A l’élection du chef s’ensuivit une brève période d’interrègne, durant laquelle on laisse le temps à l’ancien président-monarque de mettre en ordre ses affaires et de trouver un nouveau logement (il est d’usage ici que l’on attribue un palais au président, comme les rois en disposent dans d’autres contrées), avant que le nouvel élu ne s’empare effectivement du pouvoir. Ce dernier, aussitôt désigné, s’empressa de faire ce qu’il avait promis, et s’en alla faire retraite afin de méditer sur la charge qui était désormais la sienne. Que cette retraite se passe à bord d’un luxueux bâtiment, au frais d’un riche marchand, nul ne s’en offusqua. Il est vrai qu’ayant promis de beaucoup baisser les charges et autres taxes qui accablent les plus riches, il ne paraissait point inconvenant que l’ami des puissants s’en trouve ainsi récompensé par un petit acompte. Quant à l’ancien président, ayant tant donné à son pays durant les douze années de son règne (il déclara ainsi s’être appauvri au cours de cet intervalle), il se trouvait si dépourvu qu’il s’en alla quérir un toit auprès de ses amis. Fort heureusement, il se trouva une âme charitable, qui consentit (mais de façon néanmoins temporaire) à lui prêter un modeste logement en la capitale. L’on s’étonnera donc bien que de si nombreux volontaires soient ici candidats à la fonction suprême, tant celle-ci semble demander au malheureux élu.
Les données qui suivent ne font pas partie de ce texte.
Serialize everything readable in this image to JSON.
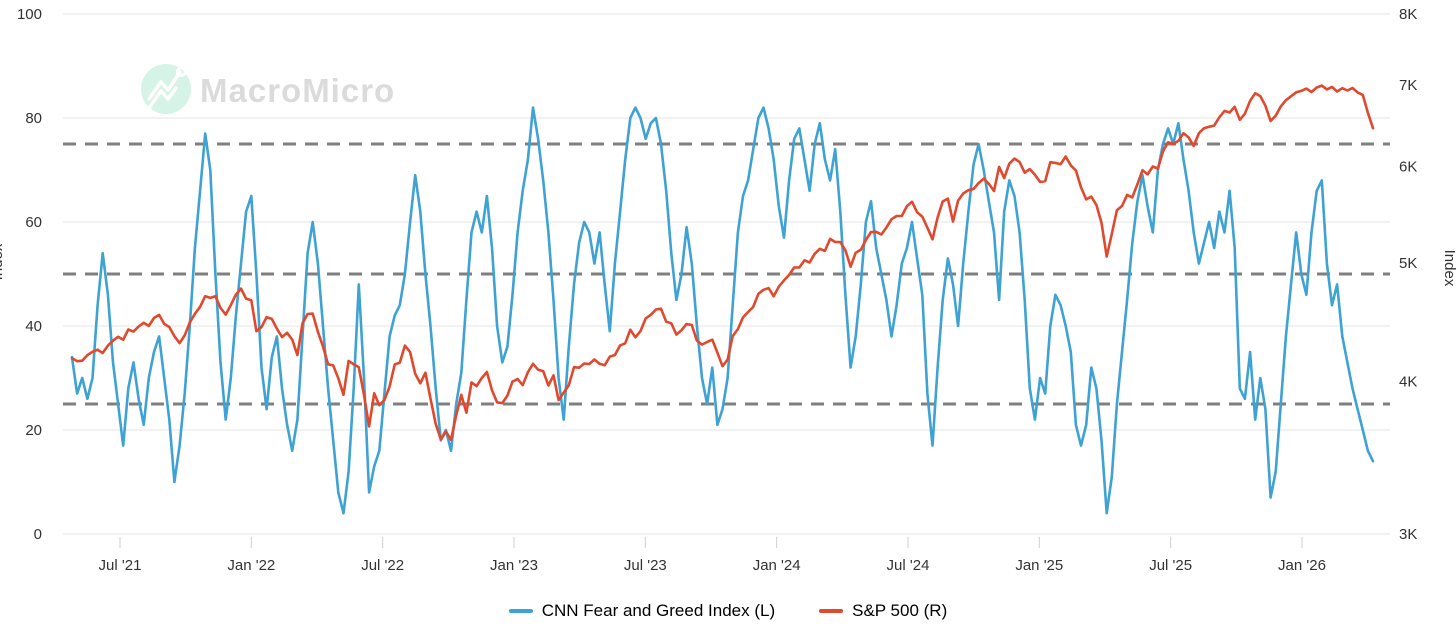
{
  "watermark": {
    "brand": "MacroMicro"
  },
  "legend": {
    "items": [
      {
        "label": "CNN Fear and Greed Index (L)",
        "color": "#3EA2D4"
      },
      {
        "label": "S&P 500 (R)",
        "color": "#E0492E"
      }
    ]
  },
  "chart_data": {
    "type": "line",
    "title": "",
    "left_axis": {
      "label": "Index",
      "ticks": [
        0,
        20,
        40,
        60,
        80,
        100
      ],
      "range": [
        0,
        100
      ]
    },
    "right_axis": {
      "label": "Index",
      "ticks": [
        "8K",
        "7K",
        "6K",
        "5K",
        "4K",
        "3K"
      ],
      "tick_values": [
        8000,
        7000,
        6000,
        5000,
        4000,
        3000
      ],
      "scale": "log",
      "range": [
        3000,
        8000
      ]
    },
    "x_axis": {
      "tick_labels": [
        "Jul '21",
        "Jan '22",
        "Jul '22",
        "Jan '23",
        "Jul '23",
        "Jan '24",
        "Jul '24",
        "Jan '25",
        "Jul '25",
        "Jan '26"
      ],
      "start": "May '21",
      "end": "Apr '26"
    },
    "threshold_lines": [
      25,
      50,
      75
    ],
    "grid": true,
    "legend_position": "bottom",
    "series": [
      {
        "name": "CNN Fear and Greed Index (L)",
        "axis": "left",
        "color": "#3EA2D4",
        "values": [
          34,
          27,
          30,
          26,
          30,
          44,
          54,
          46,
          33,
          25,
          17,
          28,
          33,
          26,
          21,
          30,
          35,
          38,
          30,
          22,
          10,
          17,
          27,
          40,
          55,
          66,
          77,
          70,
          50,
          33,
          22,
          30,
          42,
          52,
          62,
          65,
          50,
          32,
          24,
          34,
          38,
          28,
          21,
          16,
          22,
          38,
          54,
          60,
          52,
          40,
          28,
          18,
          8,
          4,
          12,
          28,
          48,
          30,
          8,
          13,
          16,
          27,
          38,
          42,
          44,
          50,
          60,
          69,
          62,
          50,
          40,
          28,
          18,
          20,
          16,
          25,
          31,
          45,
          58,
          62,
          58,
          65,
          55,
          40,
          33,
          36,
          46,
          58,
          66,
          72,
          82,
          76,
          68,
          58,
          45,
          30,
          22,
          36,
          48,
          56,
          60,
          58,
          52,
          58,
          48,
          39,
          52,
          62,
          72,
          80,
          82,
          80,
          76,
          79,
          80,
          75,
          66,
          54,
          45,
          50,
          59,
          52,
          40,
          30,
          25,
          32,
          21,
          24,
          30,
          44,
          58,
          65,
          68,
          74,
          80,
          82,
          78,
          72,
          63,
          57,
          68,
          76,
          78,
          72,
          66,
          75,
          79,
          72,
          68,
          74,
          62,
          46,
          32,
          38,
          48,
          60,
          64,
          55,
          50,
          45,
          38,
          44,
          52,
          55,
          60,
          53,
          46,
          27,
          17,
          32,
          45,
          53,
          48,
          40,
          52,
          62,
          71,
          75,
          70,
          64,
          58,
          45,
          62,
          68,
          65,
          58,
          45,
          28,
          22,
          30,
          27,
          40,
          46,
          44,
          40,
          35,
          21,
          17,
          21,
          32,
          28,
          18,
          4,
          11,
          25,
          35,
          45,
          56,
          64,
          69,
          63,
          58,
          70,
          75,
          78,
          75,
          79,
          72,
          66,
          58,
          52,
          56,
          60,
          55,
          62,
          58,
          66,
          55,
          28,
          26,
          35,
          22,
          30,
          24,
          7,
          12,
          25,
          38,
          48,
          58,
          50,
          46,
          58,
          66,
          68,
          52,
          44,
          48,
          38,
          33,
          28,
          24,
          20,
          16,
          14
        ]
      },
      {
        "name": "S&P 500 (R)",
        "axis": "right",
        "color": "#E0492E",
        "values": [
          4180,
          4156,
          4160,
          4204,
          4230,
          4247,
          4221,
          4280,
          4320,
          4352,
          4327,
          4412,
          4395,
          4437,
          4468,
          4442,
          4509,
          4535,
          4459,
          4433,
          4357,
          4300,
          4363,
          4471,
          4545,
          4605,
          4698,
          4683,
          4698,
          4595,
          4538,
          4620,
          4712,
          4766,
          4677,
          4663,
          4398,
          4432,
          4516,
          4501,
          4419,
          4349,
          4385,
          4329,
          4204,
          4463,
          4543,
          4546,
          4393,
          4272,
          4132,
          4123,
          4024,
          3901,
          4158,
          4132,
          4109,
          3900,
          3675,
          3912,
          3825,
          3863,
          3962,
          4130,
          4145,
          4280,
          4228,
          4058,
          3986,
          4067,
          3873,
          3693,
          3586,
          3640,
          3583,
          3753,
          3901,
          3771,
          3993,
          3965,
          4026,
          4072,
          3934,
          3845,
          3840,
          3895,
          3999,
          4019,
          3973,
          4071,
          4136,
          4090,
          4079,
          3970,
          4046,
          3862,
          3917,
          3971,
          4109,
          4105,
          4138,
          4134,
          4169,
          4136,
          4124,
          4192,
          4205,
          4282,
          4299,
          4410,
          4348,
          4399,
          4505,
          4536,
          4582,
          4589,
          4478,
          4464,
          4370,
          4406,
          4458,
          4450,
          4320,
          4288,
          4309,
          4328,
          4224,
          4117,
          4169,
          4358,
          4415,
          4514,
          4560,
          4604,
          4719,
          4755,
          4770,
          4697,
          4784,
          4840,
          4891,
          4959,
          4959,
          5027,
          5006,
          5089,
          5137,
          5117,
          5234,
          5204,
          5204,
          5123,
          4967,
          5100,
          5128,
          5223,
          5303,
          5305,
          5278,
          5347,
          5432,
          5465,
          5465,
          5567,
          5615,
          5505,
          5459,
          5346,
          5230,
          5450,
          5617,
          5648,
          5408,
          5626,
          5702,
          5738,
          5751,
          5815,
          5865,
          5808,
          5729,
          5996,
          5870,
          6032,
          6090,
          6051,
          5930,
          5971,
          5907,
          5827,
          5837,
          6049,
          6041,
          6026,
          6115,
          6013,
          5955,
          5770,
          5639,
          5668,
          5581,
          5396,
          5062,
          5283,
          5525,
          5569,
          5687,
          5660,
          5803,
          5958,
          5912,
          6000,
          5977,
          6173,
          6280,
          6260,
          6297,
          6389,
          6339,
          6238,
          6389,
          6450,
          6467,
          6482,
          6584,
          6664,
          6644,
          6716,
          6553,
          6629,
          6792,
          6890,
          6852,
          6729,
          6538,
          6603,
          6720,
          6800,
          6850,
          6902,
          6920,
          6950,
          6905,
          6964,
          6990,
          6940,
          6972,
          6912,
          6955,
          6925,
          6958,
          6900,
          6868,
          6640,
          6450
        ]
      }
    ]
  }
}
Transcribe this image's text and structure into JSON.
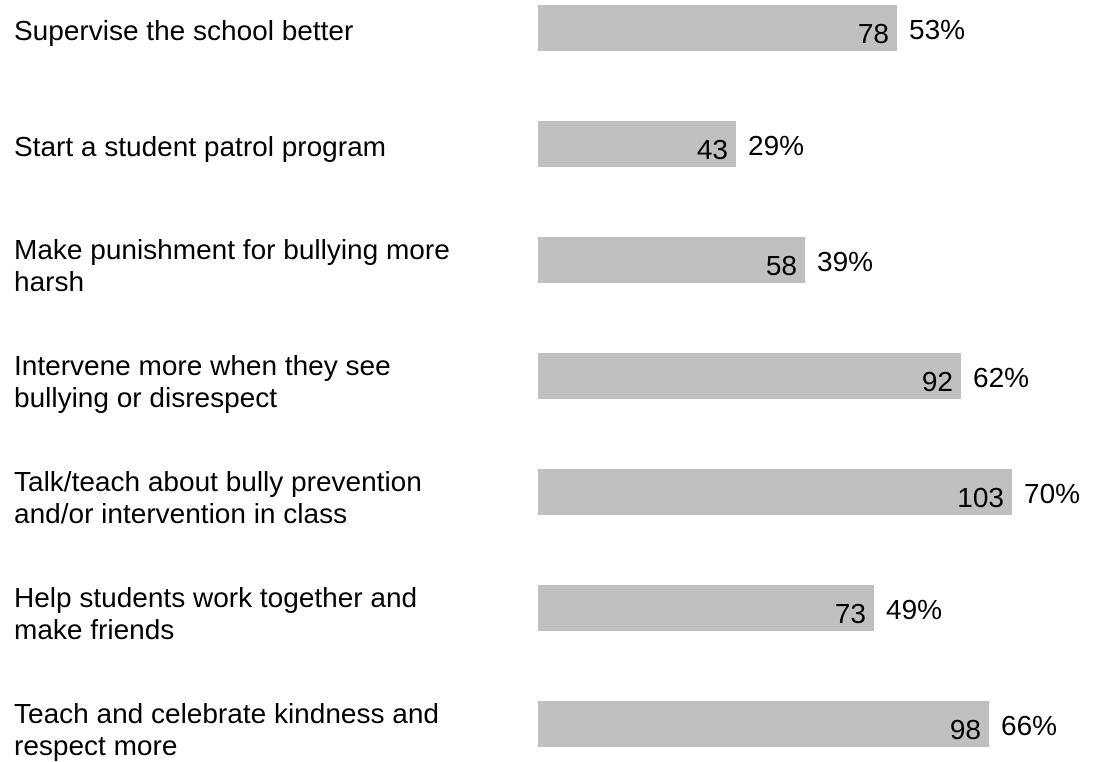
{
  "chart_data": {
    "type": "bar",
    "orientation": "horizontal",
    "categories": [
      "Supervise the school better",
      "Start a student patrol program",
      "Make punishment for bullying more harsh",
      "Intervene more when they see bullying or disrespect",
      "Talk/teach about bully prevention and/or intervention in class",
      "Help students work together and make friends",
      "Teach and celebrate kindness and respect more"
    ],
    "category_lines": [
      [
        "Supervise the school better"
      ],
      [
        "Start a student patrol program"
      ],
      [
        "Make punishment for bullying more",
        "harsh"
      ],
      [
        "Intervene more when they see",
        "bullying or disrespect"
      ],
      [
        "Talk/teach about bully prevention",
        "and/or intervention in class"
      ],
      [
        "Help students work together and",
        "make friends"
      ],
      [
        "Teach and celebrate kindness and",
        "respect more"
      ]
    ],
    "values": [
      78,
      43,
      58,
      92,
      103,
      73,
      98
    ],
    "percent_labels": [
      "53%",
      "29%",
      "39%",
      "62%",
      "70%",
      "49%",
      "66%"
    ],
    "bar_color": "#c0c0c0",
    "grid": false,
    "legend": "none"
  }
}
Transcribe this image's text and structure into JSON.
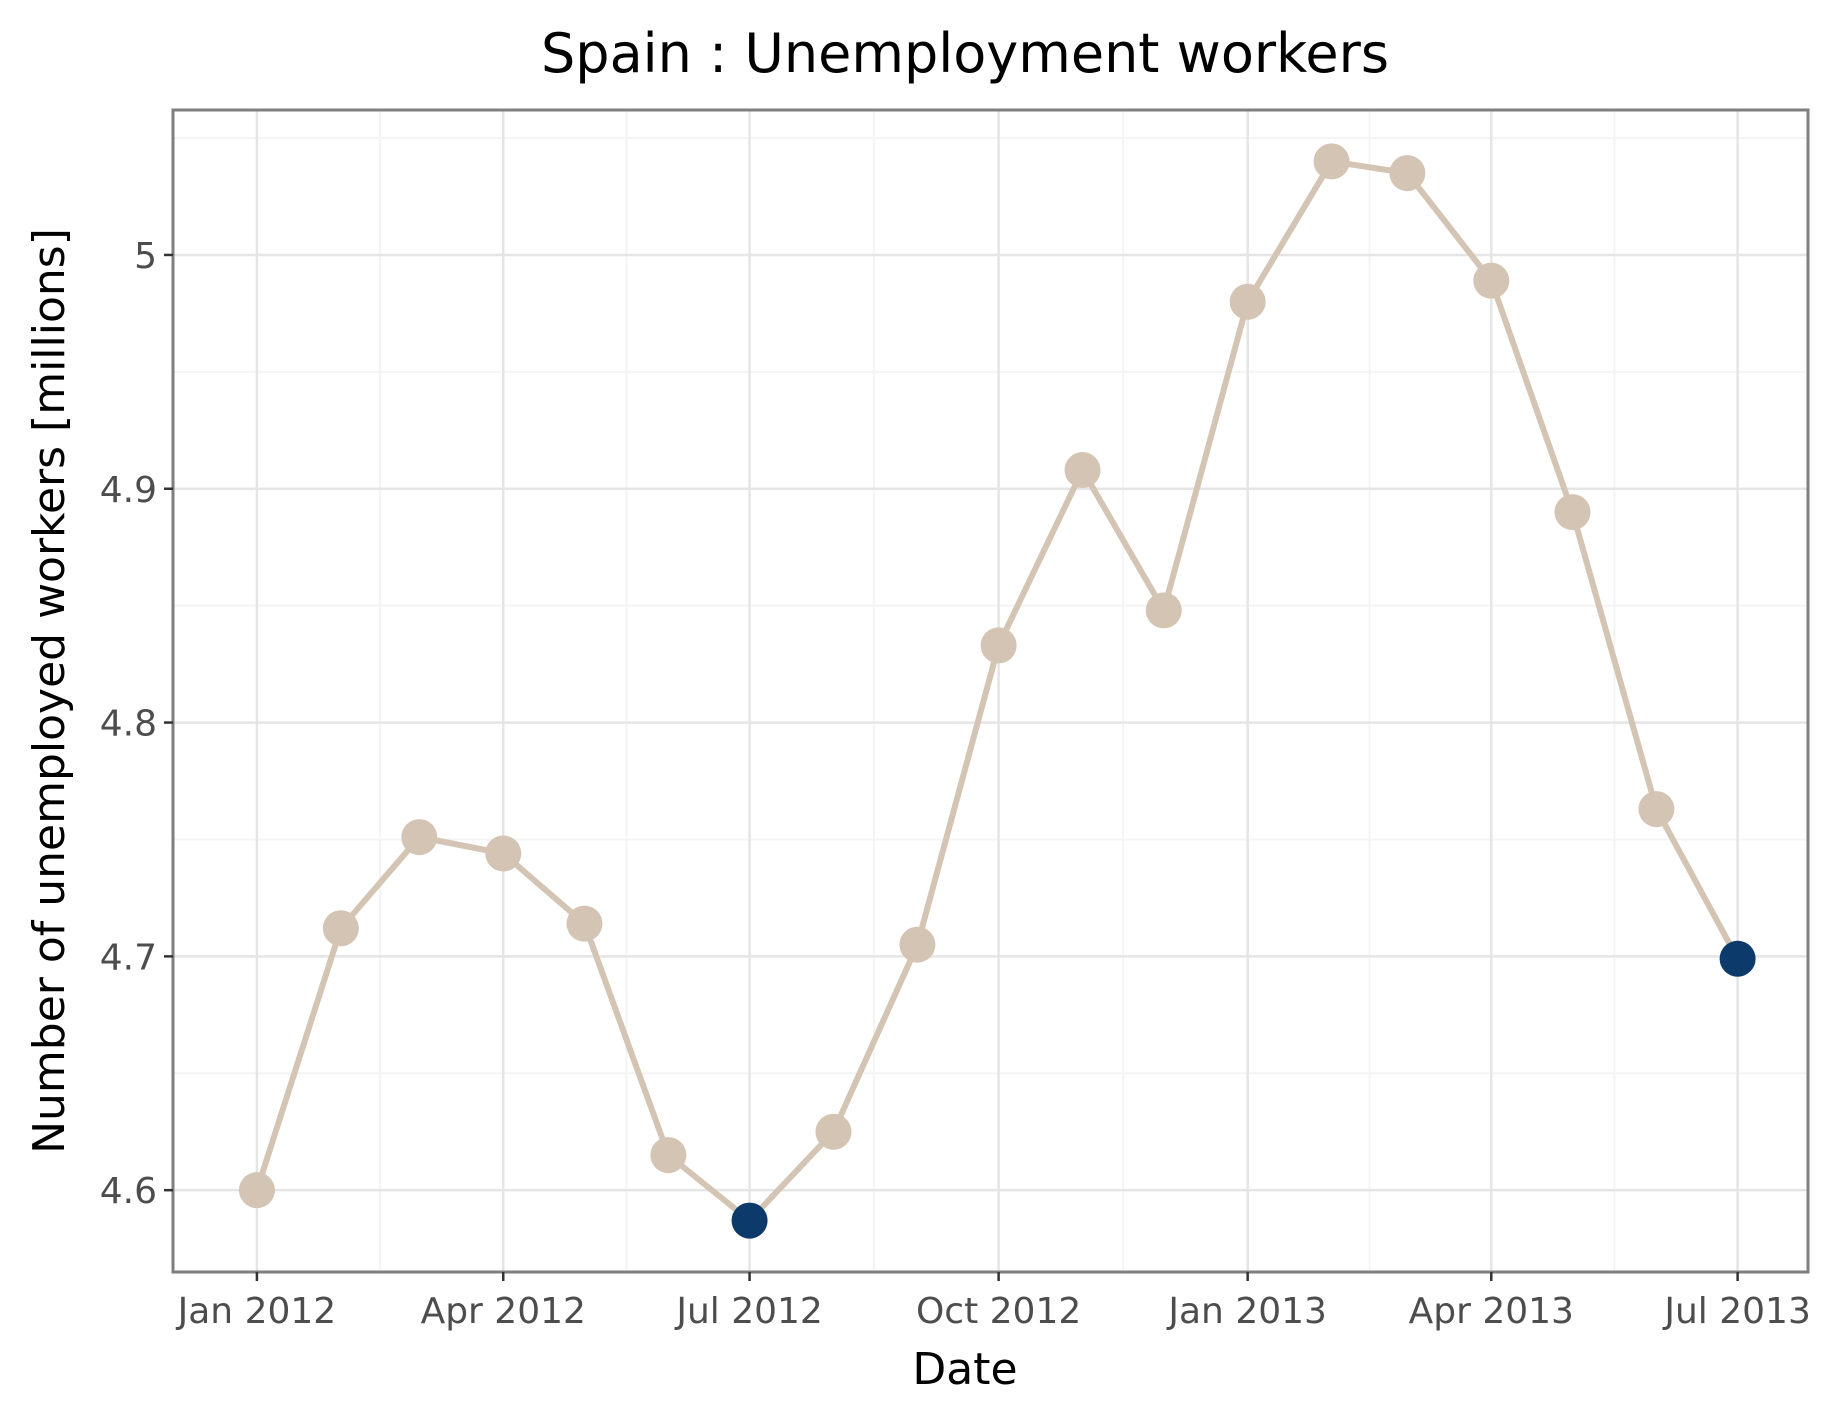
{
  "chart_data": {
    "type": "line",
    "title": "Spain : Unemployment workers",
    "xlabel": "Date",
    "ylabel": "Number of unemployed workers [millions]",
    "x_ticks": [
      "Jan 2012",
      "Apr 2012",
      "Jul 2012",
      "Oct 2012",
      "Jan 2013",
      "Apr 2013",
      "Jul 2013"
    ],
    "y_ticks": [
      "4.6",
      "4.7",
      "4.8",
      "4.9",
      "5"
    ],
    "xlim": [
      "2011-12-01",
      "2013-07-27"
    ],
    "ylim": [
      4.565,
      5.062
    ],
    "grid": true,
    "colors": {
      "line": "#d4c4b4",
      "point": "#d4c4b4",
      "highlight": "#0b3a6b",
      "frame": "#7f7f7f",
      "grid_major": "#e5e5e5",
      "grid_minor": "#f4f4f4"
    },
    "series": [
      {
        "points": [
          {
            "x": "2012-01-01",
            "y": 4.6
          },
          {
            "x": "2012-02-01",
            "y": 4.712
          },
          {
            "x": "2012-03-01",
            "y": 4.751
          },
          {
            "x": "2012-04-01",
            "y": 4.744
          },
          {
            "x": "2012-05-01",
            "y": 4.714
          },
          {
            "x": "2012-06-01",
            "y": 4.615
          },
          {
            "x": "2012-07-01",
            "y": 4.587,
            "highlight": true
          },
          {
            "x": "2012-08-01",
            "y": 4.625
          },
          {
            "x": "2012-09-01",
            "y": 4.705
          },
          {
            "x": "2012-10-01",
            "y": 4.833
          },
          {
            "x": "2012-11-01",
            "y": 4.908
          },
          {
            "x": "2012-12-01",
            "y": 4.848
          },
          {
            "x": "2013-01-01",
            "y": 4.98
          },
          {
            "x": "2013-02-01",
            "y": 5.04
          },
          {
            "x": "2013-03-01",
            "y": 5.035
          },
          {
            "x": "2013-04-01",
            "y": 4.989
          },
          {
            "x": "2013-05-01",
            "y": 4.89
          },
          {
            "x": "2013-06-01",
            "y": 4.763
          },
          {
            "x": "2013-07-01",
            "y": 4.699,
            "highlight": true
          }
        ]
      }
    ]
  }
}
Bienheureux donc est ce peuple qui suscite en son sein tant de dévouement de la part de ses dirigeants.
Une fois officiellement adoubé, le nouveau président se doit de suivre les indications de ce que l’on appelle ici la Constitution. Il s’agit d’une sorte de manuel à l’usage du gouvernant, qui explique avec moult détails le rôle de chacune des parties. Dans ce pays bien construit, le président nomme un Premier ministre, qui lui-même choisit les ministres de son gouvernement (d’où son autre nom de « chef du gouvernement »), comme cela se déroule en la plupart des pays. Mais comme l’on n’est jamais mieux servi que par soi-même, ce président-ci décida, fort généreusement, de décharger de ce fardeau son Premier ministre en nommant lui-même ses ministres. Puis, afin de s’assurer que ceux-ci ne divergeraient point de ses instructions, s’avisa-t-il de nommer aussi leur directeur de cabinet. Gageant que cela ne serait peut-être pas suffisant, car l’on sait combien le pouvoir fait tourner les têtes, il préféra aussi nommer à son service autant de conseillers que de ministres, chargés de transmettre ses directives à ces directeurs de cabinets, eux-mêmes chargés d’en informer leur ministre. Sans doute un conseiller un peu plus sage lui suggéra-t-il que cela risquait de devenir un peu pesant, car il décida finalement qu’il parlerait et déciderait à la place de ses ministres chaque fois qu’il lui semblerait nécessaire, ce que chacun trouva fort judicieux.
La composition d’un premier gouvernement est souvent scrutée par le peuple avec attention, qui se demande toujours à quelle aune il sera gouverné. A cette occasion, le nouveau président de ce pays démontra son immense habilité. Reprenant à son compte une idée de son (malheureux) opposant béarnais, qu’il avait vilipendé en son temps, mais qui avait semblé plaire au citoyen ordinaire, il s’empressa de débaucher, pour s’en faire des ministres, parmi ses plus farouches opposants ceux qu’un titre pouvait corrompre, non sans avoir ôté préalablement à la fonction tout pouvoir effectif. Par cette habile manœuvre qu’il nomma « ouverture », il décapita pour un temps toute opposition, en s’attirant les louanges de la foule qui n’y vit juste là que bienveillante intention. A cela s’ajoutait une quasi-parité, quelques minorités, des intérêts respectés, et le tour était joué. Le peuple était content, la presse enjouée, et le pouvoir paré à l’élection du Parlement.